1. As to fees that are found to be owed under state law but that are not reasonable under 506(b), the fees might be treated as an unsecured claim. See In re Welzel, 275 F.3d at 319-20.
2. Interest rates can be modified by § 1322(c)(2). In re Hubbell, 496 B.R. 784, 789-790 (E.D.N.C. 2013). Therefore, the creditors' right to a 10.5 percent interest rate under the Note has been modified to a six percent interest rate under the plan to be paid on the aggregate amount owed on the confirmation date.
3. The interest that had accrued on October 1, 2015, had been paid, and the court disallowed any claim for prepetition attorneys' fees and expenses.
4. There was a limitation, of no relevance to the instant question, that such payments in the aggregate were not to exceed $52,000 pending the outcome of the debtor's objection to the creditors' claim.

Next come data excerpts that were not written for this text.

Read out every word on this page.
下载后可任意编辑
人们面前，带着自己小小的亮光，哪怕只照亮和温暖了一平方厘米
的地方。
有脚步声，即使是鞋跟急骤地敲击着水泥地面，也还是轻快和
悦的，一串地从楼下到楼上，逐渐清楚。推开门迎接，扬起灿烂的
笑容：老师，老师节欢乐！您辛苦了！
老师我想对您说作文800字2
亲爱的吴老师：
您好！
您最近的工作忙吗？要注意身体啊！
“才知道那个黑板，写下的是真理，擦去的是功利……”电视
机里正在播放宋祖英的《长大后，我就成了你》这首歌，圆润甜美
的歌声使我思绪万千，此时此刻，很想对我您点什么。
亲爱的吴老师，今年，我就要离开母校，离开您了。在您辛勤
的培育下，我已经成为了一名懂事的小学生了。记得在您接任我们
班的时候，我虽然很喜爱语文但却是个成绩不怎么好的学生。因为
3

5. Paragraph 9 of the Deed of Trust authorized the creditors to pay "reasonable attorneys' fees to protect its interest in the Property and/or rights under this Security Instrument, including its secured position in a bankruptcy proceeding." It then provided that: Any amounts disbursed by Lender under this Section 9 shall become additional debt of Borrower secured by this Security Instrument. These amounts shall bear interest at the Note rate from the date of disbursement and shall be payable, with such interest, upon notice from Lender to Borrower requesting payment.

[Emphasis added.] Accordingly, it is clear that until the creditors paid attorneys' fees, the amounts that the debtor owed and to which payments could be applied did not include any such attorneys' fees.